Dans ce cadre, le Gouvernement poursuivra la mise en œuvre des actions visant la préservation des ressources halieutiques et de leur environnement marin et côtier, et, aussi, pour une intégration accrue du secteur à l’économie nationale, à travers le développement des chaines de valeur. Les infrastructures portuaires seront développées et opérationnalisées et les activités connexes encouragées et promues. Des efforts conséquents seront également consentis en faveur de la promotion d’une pêche continentale.
Le Gouvernement renforcera, dans tous ces domaines, les actions créatrices d’emplois en faveur des jeunes et des femmes, notamment à travers l’extension des programmes en cours et la mise en œuvre des mesures exceptionnellement décidées, le 16 décembre 2021, par le Président de la République dans le cadre du Programme Spécial sur l’Emploi, la Formation professionnelle et l’Insertion.
Monsieur le Président, Mesdames et Messieurs les Députés,
L’autonomie alimentaire représente une priorité absolue, voire une action vitale pour notre pays. Pour cela, un ensemble de réformes sera initié pour mieux recadrer les missions des institutions du secteur, optimiser l’utilisation de leurs ressources et renforcer leurs capacités d’intervention.
Dans ce cadre, le Gouvernement poursuivra les activités et programmes engagés, notamment en ce qui concerne la construction de barrages, l’aménagement, la réhabilitation et l’entretien des différentes zones, superficies agricoles et axes hydrauliques au niveau des wilayas du pays.

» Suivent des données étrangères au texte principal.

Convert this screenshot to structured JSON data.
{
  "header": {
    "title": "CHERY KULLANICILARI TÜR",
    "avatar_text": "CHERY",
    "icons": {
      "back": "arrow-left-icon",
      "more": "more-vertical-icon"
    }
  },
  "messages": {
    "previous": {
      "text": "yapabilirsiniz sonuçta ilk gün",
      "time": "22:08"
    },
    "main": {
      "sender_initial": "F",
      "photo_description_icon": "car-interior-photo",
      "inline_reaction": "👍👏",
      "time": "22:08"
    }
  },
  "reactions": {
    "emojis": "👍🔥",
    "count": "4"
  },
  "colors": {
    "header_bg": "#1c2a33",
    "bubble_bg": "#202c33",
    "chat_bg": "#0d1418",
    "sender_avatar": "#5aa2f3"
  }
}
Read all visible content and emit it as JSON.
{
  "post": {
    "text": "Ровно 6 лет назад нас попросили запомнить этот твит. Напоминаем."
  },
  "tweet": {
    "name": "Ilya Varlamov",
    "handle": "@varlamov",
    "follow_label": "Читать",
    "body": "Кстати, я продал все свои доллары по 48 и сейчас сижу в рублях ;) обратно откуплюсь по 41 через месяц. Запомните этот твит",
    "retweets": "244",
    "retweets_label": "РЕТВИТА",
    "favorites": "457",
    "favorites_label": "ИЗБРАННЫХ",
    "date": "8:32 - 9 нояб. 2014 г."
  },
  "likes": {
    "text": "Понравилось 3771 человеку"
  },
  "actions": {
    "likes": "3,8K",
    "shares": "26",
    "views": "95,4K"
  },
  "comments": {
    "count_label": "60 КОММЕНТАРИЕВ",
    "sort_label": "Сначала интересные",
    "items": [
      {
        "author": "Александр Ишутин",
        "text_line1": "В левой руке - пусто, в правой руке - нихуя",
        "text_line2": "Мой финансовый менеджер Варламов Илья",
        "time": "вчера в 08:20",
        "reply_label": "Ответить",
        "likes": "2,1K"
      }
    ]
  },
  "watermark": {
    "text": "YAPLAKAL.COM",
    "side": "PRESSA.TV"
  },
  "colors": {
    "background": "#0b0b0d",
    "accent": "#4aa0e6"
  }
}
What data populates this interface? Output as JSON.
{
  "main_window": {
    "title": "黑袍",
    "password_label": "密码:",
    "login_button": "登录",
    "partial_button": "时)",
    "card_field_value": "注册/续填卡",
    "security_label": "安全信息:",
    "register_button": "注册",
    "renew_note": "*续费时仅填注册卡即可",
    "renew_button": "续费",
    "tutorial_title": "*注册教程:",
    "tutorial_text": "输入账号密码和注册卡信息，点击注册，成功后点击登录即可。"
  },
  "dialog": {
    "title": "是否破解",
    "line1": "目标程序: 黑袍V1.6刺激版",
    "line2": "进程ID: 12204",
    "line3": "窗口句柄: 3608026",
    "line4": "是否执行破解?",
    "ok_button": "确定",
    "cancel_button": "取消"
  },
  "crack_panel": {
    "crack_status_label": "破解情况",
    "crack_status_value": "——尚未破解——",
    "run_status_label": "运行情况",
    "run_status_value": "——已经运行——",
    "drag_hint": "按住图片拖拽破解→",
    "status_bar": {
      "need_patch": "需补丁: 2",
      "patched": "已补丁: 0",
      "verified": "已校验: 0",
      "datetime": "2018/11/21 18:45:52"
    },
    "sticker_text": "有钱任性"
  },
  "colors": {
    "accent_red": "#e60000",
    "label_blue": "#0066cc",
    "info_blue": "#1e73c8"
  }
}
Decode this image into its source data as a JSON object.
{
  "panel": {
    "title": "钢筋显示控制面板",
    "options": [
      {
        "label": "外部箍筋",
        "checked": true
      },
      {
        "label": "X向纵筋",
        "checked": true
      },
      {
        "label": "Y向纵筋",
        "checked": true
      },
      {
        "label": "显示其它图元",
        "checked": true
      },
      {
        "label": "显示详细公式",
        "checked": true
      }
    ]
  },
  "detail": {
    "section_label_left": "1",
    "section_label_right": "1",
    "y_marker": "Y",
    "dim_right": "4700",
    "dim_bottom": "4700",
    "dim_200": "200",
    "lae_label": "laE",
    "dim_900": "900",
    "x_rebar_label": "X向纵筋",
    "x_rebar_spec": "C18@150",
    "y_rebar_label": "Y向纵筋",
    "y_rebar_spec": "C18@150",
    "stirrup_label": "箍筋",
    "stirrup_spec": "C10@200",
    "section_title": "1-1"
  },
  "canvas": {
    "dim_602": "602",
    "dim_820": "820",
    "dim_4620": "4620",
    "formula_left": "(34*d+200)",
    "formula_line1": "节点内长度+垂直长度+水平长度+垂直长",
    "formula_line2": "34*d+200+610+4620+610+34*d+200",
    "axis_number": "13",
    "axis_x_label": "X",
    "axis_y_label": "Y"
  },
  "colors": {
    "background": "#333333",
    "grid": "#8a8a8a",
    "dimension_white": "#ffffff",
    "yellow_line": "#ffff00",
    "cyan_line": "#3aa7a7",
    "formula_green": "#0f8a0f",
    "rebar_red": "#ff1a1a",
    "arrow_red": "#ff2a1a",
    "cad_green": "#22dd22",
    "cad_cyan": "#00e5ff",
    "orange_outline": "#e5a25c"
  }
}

Des efforts importants seront déployés pour encourager et accompagner les cultures maraichères, céréalières et fourragères ainsi que pour le développement de l’agro-industrie, qui sont des leviers essentiels pouvant répondre aux enjeux de sécurité alimentaire.
Concernant l’élevage, le Gouvernement focalisera son action sur les axes d’intervention liés à l’accroissement de la productivité et des productions animales par la promotion des chaînes de valeur, la création d’un environnement favorable au développement durable des systèmes d’élevage, l’amélioration de la qualité des produits mis sur le marché à travers le contrôle de qualité et de salubrité ; et l’amélioration et le renforcement du cadre légal et institutionnel, avec une implication accrue du secteur privé. Tout cela, avec une mention particulière aux filières laitière et celles des viandes rouges et volailles.
A cela s’ajoute le programme d’appui au cheptel qui mettra à la disposition des éleveurs les aliments de bétail pendant les périodes de soudure ; ainsi que l’approvisionnement des agriculteurs en intrants agricoles.
En matière de transition écologique, le Gouvernement poursuivra ses efforts pour répondre aux grands enjeux environnementaux du changement climatique, de la désertification, de la rareté des ressources naturelles et renforcera, dans ce domaine, les actions de restauration des terres dégradées, la réalisation des pare-feu et l’intensification du contrôle environnemental.
Au chapitre du commerce, le Gouvernement continuera l’effort d’administration des prix et la régulation du marché à travers les interventions de la Centrale d’achat et d’approvisionnement. Il assurera également l’approvisionnement régulier du marché en denrées de première nécessité.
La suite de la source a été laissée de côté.